Porque desde la perspectiva de Un Curso de Milagros, quizá aprender a decidir no consista en conseguir que el futuro nos revele de antemano cuál es el camino perfecto, sino en aprender a elegir con la mayor claridad posible en el presente y confiar en que, si volvemos a necesitar elegir, podremos hacerlo de nuevo.

Práctica final: cinco minutos para decidir con más claridad:

Cuando te sientas atrapado entre dos opciones, toma una hoja y escribe, sin extenderte demasiado:

1. ¿Qué sé realmente?
Escribe solo los hechos, sin interpretaciones.

2. ¿Qué estoy temiendo?
Anota aquello que imaginas que podría salir mal.

3. ¿Qué estoy intentando evitar?
Quizá sentir culpa, decepcionar a alguien, perder seguridad, quedarte solo o equivocarte.

4. ¿Qué depende de mí hoy?
Una llamada. Pedir información. Tener una conversación. Esperar. Decir que no. Dar un paso.
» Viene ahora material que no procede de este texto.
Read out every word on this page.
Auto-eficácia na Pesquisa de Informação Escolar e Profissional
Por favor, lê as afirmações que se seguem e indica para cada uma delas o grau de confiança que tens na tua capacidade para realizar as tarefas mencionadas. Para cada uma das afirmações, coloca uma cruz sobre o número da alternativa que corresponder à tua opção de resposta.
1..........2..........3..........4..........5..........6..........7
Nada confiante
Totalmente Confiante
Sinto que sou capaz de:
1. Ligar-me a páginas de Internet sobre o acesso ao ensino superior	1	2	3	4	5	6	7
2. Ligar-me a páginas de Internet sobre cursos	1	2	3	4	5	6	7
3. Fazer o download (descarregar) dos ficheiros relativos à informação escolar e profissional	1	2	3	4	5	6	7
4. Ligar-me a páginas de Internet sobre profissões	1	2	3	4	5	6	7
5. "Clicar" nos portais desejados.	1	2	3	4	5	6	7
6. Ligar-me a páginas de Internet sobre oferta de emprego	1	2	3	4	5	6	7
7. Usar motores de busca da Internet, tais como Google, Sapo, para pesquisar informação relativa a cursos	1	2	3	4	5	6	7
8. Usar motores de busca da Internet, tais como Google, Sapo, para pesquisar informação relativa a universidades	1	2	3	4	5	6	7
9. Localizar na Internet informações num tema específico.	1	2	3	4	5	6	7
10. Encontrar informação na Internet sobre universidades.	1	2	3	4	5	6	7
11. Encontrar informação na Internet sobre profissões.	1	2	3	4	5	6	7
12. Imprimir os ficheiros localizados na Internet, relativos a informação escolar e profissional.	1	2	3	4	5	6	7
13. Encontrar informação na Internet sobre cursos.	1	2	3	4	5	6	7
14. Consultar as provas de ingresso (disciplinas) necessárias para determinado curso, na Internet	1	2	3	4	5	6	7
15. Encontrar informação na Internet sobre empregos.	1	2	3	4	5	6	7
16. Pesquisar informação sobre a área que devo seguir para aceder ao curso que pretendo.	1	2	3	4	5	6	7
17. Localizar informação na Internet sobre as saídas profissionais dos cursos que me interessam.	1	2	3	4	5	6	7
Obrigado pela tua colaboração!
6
5. ¿Qué no puedo controlar?
La reacción de los demás, el resultado final, lo que ocurrirá dentro de seis meses o todas las consecuencias de la decisión.

Después deja la hoja unos instantes, respira y pregúntate: “Si durante un momento no necesitara garantizar el resultado, ¿qué paso me parecería más honesto dar ahora?”

No preguntes todavía qué decisión te asegura que todo saldrá bien. Pregunta cuál es el siguiente paso que puedes dar con mayor claridad.

Y termina con una petición sencilla: “Espíritu Santo, no quiero decidir únicamente desde mi miedo. Ayúdame a distinguir los hechos de mis temores, a reconocer lo que me corresponde hacer y a soltar el resultado que no puedo controlar. Muéstrame el siguiente paso.”

Después haz algo muy importante: deja de analizar durante un rato. Sal a caminar, continúa con tu día o duerme antes de decidir si puedes hacerlo. Si aparece una nueva información, la incorporarás. Si no aparece, vuelve a tu hoja y observa qué opción sigue pareciéndote más honesta y responsable.

La práctica no pretende garantizar que nunca te equivocarás. Pretende ayudarte a que el miedo no decida solo por ti.